Canadian authorities said the outbreak had been linked to "exposure to romaine lettuce."
"The cause of contamination has not been identified. The outbreak appears to be ongoing, as illnesses linked to romaine lettuce continue to be reported," the Canadian agency said. "These illnesses indicate that contaminated romaine lettuce may still be on the market (including in restaurants, grocery stores and any establishments that serve food)."

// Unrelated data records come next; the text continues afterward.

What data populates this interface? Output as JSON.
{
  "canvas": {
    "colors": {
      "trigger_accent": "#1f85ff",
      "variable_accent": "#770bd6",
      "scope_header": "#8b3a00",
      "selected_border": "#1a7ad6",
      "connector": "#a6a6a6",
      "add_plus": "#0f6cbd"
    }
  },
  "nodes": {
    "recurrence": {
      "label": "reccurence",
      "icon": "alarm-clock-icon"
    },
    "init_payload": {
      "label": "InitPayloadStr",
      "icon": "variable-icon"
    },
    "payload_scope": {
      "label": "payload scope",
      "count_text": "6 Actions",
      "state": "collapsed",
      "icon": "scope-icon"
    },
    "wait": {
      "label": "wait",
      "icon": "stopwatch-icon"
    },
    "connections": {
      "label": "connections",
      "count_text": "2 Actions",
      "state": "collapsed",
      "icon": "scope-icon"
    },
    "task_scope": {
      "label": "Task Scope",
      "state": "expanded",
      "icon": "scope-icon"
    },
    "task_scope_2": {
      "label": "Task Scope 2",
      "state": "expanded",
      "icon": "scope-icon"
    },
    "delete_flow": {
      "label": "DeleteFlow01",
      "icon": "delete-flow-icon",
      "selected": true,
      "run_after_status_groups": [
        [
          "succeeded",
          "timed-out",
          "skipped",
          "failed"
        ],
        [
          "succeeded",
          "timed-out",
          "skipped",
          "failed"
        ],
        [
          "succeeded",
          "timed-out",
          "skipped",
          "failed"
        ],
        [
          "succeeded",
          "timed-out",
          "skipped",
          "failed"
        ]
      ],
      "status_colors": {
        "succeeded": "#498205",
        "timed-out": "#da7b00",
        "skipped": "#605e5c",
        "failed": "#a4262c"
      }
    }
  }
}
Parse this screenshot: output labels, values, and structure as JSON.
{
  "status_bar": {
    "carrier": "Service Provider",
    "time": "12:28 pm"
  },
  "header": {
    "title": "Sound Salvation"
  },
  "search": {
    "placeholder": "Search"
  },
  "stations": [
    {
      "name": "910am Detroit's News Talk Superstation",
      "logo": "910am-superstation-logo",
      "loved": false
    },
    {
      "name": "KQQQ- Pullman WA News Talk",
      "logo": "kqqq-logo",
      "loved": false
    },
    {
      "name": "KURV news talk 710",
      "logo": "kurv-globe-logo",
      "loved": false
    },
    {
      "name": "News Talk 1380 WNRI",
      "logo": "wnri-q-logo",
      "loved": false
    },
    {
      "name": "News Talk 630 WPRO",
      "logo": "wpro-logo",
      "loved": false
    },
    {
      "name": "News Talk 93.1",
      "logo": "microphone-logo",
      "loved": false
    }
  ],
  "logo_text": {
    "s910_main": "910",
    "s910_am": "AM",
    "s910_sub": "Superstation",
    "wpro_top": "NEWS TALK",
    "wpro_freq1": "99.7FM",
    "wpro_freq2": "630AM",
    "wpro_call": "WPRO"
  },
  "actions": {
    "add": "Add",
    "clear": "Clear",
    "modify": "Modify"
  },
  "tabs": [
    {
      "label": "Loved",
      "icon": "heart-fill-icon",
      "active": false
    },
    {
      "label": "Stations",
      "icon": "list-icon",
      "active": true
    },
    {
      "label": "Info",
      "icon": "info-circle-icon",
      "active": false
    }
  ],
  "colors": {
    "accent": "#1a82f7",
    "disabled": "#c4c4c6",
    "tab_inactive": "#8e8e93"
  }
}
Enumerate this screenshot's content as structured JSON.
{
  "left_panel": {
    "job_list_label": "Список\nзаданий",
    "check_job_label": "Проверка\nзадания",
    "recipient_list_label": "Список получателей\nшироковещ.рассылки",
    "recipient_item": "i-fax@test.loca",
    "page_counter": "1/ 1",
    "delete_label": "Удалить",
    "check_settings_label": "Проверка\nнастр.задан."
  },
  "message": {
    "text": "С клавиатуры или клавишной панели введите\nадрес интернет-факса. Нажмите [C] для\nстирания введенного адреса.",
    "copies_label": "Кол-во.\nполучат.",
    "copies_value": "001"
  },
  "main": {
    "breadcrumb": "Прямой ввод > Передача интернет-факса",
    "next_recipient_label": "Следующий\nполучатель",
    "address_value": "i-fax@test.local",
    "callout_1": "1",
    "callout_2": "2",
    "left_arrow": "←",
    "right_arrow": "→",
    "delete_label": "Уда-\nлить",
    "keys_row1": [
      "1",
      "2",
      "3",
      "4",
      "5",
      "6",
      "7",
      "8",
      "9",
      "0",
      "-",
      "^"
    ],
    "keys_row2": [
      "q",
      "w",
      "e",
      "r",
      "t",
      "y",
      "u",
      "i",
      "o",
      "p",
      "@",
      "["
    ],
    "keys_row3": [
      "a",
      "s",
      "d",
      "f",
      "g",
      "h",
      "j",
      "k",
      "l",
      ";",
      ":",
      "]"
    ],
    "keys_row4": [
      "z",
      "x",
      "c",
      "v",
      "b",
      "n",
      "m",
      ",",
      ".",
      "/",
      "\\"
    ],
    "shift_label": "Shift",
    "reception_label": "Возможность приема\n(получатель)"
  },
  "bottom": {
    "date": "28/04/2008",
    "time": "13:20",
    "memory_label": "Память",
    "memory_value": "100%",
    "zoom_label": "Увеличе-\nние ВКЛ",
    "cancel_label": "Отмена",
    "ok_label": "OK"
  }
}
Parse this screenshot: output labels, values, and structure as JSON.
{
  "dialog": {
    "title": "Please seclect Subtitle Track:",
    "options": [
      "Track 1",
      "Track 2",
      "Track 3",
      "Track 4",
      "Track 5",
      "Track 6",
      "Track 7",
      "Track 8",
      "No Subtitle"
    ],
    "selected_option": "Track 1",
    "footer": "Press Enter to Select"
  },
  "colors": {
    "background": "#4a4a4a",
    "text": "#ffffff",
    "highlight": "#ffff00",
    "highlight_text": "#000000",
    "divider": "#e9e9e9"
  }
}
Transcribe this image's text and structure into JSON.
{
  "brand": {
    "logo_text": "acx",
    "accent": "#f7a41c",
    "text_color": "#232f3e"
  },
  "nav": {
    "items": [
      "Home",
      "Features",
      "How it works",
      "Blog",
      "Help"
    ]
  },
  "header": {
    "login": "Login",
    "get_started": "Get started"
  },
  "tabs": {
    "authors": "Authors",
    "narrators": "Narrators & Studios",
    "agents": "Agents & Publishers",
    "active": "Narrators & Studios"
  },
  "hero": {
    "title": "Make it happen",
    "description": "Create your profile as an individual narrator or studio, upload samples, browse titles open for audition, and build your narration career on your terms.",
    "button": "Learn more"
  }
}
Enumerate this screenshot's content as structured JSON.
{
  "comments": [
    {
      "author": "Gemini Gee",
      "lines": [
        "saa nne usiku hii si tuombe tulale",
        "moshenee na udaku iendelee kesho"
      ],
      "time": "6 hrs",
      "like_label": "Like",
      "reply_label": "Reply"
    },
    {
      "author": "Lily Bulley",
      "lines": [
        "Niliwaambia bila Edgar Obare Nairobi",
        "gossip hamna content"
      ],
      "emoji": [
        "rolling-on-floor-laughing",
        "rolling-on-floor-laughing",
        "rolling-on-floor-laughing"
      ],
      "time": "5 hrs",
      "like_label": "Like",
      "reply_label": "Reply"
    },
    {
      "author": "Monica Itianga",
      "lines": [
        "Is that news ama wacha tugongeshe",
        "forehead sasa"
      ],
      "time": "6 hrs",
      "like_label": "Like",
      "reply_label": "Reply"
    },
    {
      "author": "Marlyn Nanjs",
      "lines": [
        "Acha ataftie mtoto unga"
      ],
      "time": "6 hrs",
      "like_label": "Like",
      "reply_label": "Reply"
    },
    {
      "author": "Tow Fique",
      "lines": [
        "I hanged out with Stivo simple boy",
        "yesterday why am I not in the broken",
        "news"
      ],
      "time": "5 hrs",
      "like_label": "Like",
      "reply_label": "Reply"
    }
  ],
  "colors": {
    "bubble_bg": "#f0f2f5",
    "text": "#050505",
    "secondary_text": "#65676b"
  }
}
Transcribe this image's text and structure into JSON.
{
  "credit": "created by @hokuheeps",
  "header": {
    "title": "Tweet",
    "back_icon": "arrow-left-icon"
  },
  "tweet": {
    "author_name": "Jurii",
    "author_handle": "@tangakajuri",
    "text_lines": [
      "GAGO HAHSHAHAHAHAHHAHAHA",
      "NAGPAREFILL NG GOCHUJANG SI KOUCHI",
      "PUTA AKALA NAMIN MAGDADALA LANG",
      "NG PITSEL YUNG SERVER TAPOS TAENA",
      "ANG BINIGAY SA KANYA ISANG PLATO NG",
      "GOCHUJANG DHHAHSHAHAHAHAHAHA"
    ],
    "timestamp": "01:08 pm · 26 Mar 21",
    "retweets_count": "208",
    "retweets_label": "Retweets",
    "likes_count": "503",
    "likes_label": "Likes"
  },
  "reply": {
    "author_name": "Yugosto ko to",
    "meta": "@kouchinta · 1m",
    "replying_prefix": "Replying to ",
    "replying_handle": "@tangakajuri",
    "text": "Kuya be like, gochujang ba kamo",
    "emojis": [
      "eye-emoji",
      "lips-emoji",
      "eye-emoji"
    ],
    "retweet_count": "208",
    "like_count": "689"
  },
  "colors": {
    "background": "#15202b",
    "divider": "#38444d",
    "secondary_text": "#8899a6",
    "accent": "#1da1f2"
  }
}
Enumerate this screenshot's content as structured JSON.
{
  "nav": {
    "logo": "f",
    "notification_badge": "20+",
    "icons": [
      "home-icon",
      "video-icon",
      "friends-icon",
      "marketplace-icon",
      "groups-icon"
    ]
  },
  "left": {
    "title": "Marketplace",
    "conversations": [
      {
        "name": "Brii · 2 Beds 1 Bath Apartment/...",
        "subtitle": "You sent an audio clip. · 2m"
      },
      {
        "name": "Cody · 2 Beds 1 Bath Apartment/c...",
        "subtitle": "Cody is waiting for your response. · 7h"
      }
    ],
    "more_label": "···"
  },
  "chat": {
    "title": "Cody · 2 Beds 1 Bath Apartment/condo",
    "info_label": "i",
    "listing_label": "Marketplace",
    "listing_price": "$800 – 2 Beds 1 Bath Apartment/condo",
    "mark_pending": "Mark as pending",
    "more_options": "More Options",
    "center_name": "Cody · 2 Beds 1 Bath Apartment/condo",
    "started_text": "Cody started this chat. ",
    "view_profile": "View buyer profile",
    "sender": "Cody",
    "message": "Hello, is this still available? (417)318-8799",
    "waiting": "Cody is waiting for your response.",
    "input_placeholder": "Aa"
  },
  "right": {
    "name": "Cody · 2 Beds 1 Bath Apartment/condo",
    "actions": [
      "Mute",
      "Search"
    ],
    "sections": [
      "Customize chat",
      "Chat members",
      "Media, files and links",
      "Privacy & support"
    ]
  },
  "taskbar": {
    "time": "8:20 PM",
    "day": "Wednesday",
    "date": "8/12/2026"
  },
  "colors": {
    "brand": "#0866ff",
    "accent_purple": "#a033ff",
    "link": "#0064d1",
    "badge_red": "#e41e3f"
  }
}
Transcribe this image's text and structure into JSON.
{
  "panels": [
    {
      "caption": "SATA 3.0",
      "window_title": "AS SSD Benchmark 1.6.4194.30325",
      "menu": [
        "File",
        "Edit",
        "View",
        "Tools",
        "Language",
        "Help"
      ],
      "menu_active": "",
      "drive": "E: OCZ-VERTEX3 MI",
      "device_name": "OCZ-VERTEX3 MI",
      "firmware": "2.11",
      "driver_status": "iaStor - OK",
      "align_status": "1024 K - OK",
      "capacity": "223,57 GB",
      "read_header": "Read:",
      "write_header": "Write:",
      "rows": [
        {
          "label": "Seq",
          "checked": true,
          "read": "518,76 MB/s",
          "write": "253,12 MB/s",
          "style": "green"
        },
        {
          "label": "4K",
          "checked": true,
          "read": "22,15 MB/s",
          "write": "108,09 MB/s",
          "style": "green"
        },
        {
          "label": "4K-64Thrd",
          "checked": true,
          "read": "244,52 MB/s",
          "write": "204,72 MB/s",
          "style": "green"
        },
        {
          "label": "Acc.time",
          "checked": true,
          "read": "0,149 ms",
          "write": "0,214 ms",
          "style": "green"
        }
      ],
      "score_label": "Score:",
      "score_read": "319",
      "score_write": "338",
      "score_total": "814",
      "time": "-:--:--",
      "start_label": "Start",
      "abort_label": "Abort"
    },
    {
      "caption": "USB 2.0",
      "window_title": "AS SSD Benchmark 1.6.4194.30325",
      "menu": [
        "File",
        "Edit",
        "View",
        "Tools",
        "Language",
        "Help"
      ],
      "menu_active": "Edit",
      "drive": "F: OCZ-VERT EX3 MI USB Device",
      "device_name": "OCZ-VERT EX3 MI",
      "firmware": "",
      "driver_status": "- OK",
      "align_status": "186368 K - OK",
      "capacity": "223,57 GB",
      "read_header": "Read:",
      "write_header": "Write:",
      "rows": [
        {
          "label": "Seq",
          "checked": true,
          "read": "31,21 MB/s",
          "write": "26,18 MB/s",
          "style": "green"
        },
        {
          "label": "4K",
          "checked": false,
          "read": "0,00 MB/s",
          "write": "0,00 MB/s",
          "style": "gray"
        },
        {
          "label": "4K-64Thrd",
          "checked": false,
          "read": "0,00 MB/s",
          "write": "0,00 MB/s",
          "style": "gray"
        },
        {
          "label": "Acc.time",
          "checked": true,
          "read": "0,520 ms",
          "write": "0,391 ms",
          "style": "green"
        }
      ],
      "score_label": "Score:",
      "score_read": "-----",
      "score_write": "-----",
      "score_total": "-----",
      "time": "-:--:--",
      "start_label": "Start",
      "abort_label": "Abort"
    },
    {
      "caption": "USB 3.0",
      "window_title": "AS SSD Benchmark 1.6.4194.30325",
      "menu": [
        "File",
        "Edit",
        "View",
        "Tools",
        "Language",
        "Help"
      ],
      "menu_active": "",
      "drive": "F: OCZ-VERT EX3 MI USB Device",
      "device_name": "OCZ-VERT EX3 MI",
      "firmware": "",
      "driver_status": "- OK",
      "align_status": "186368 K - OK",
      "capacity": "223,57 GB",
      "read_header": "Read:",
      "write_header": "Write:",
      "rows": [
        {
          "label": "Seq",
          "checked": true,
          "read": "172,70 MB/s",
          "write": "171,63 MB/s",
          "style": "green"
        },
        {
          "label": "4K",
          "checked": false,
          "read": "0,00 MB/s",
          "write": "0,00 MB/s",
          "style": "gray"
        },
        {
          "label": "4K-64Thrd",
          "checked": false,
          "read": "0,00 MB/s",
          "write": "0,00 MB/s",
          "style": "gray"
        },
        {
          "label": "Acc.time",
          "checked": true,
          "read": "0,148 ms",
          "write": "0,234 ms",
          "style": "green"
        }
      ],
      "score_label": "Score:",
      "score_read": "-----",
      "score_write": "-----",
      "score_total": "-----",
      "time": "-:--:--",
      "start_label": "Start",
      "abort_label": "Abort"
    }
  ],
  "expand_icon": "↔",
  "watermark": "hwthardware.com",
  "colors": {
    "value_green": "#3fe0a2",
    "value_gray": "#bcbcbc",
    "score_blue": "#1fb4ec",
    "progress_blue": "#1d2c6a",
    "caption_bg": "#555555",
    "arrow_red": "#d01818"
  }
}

Fowlie told ABC News today that the CDC is still collecting information to determine whether there is a food item in common among the sick people, including leafy greens and romaine.
"Preliminary results show that the type of E. coli making people sick in both countries is closely related genetically, meaning the ill people are more likely to share a common source of infection," the CDC said in its news release.
The U.S. agency said the Food and Drug Administration and several state were also involved in the probe. The CDC said, however, in its release that because it had not yet identified a source of the infections, it was unable to recommend whether U.S. residents should avoid a particular food.
"This investigation is ongoing, and more information will be released as it becomes available," the CDC said.
In the meantime, Consumer Reports experts have cautioned consumers to avoid romaine lettuce until the source of the outbreak has been uncovered.
"Even though we can't say with 100 percent certainty that romaine lettuce is the cause of the E. coli outbreak in the U.S., a greater degree of caution is appropriate given that lettuce is almost always consumed raw," James Rogers, director of Food Safety and Research at Consumer Reports, said in a report posted on the agency's website.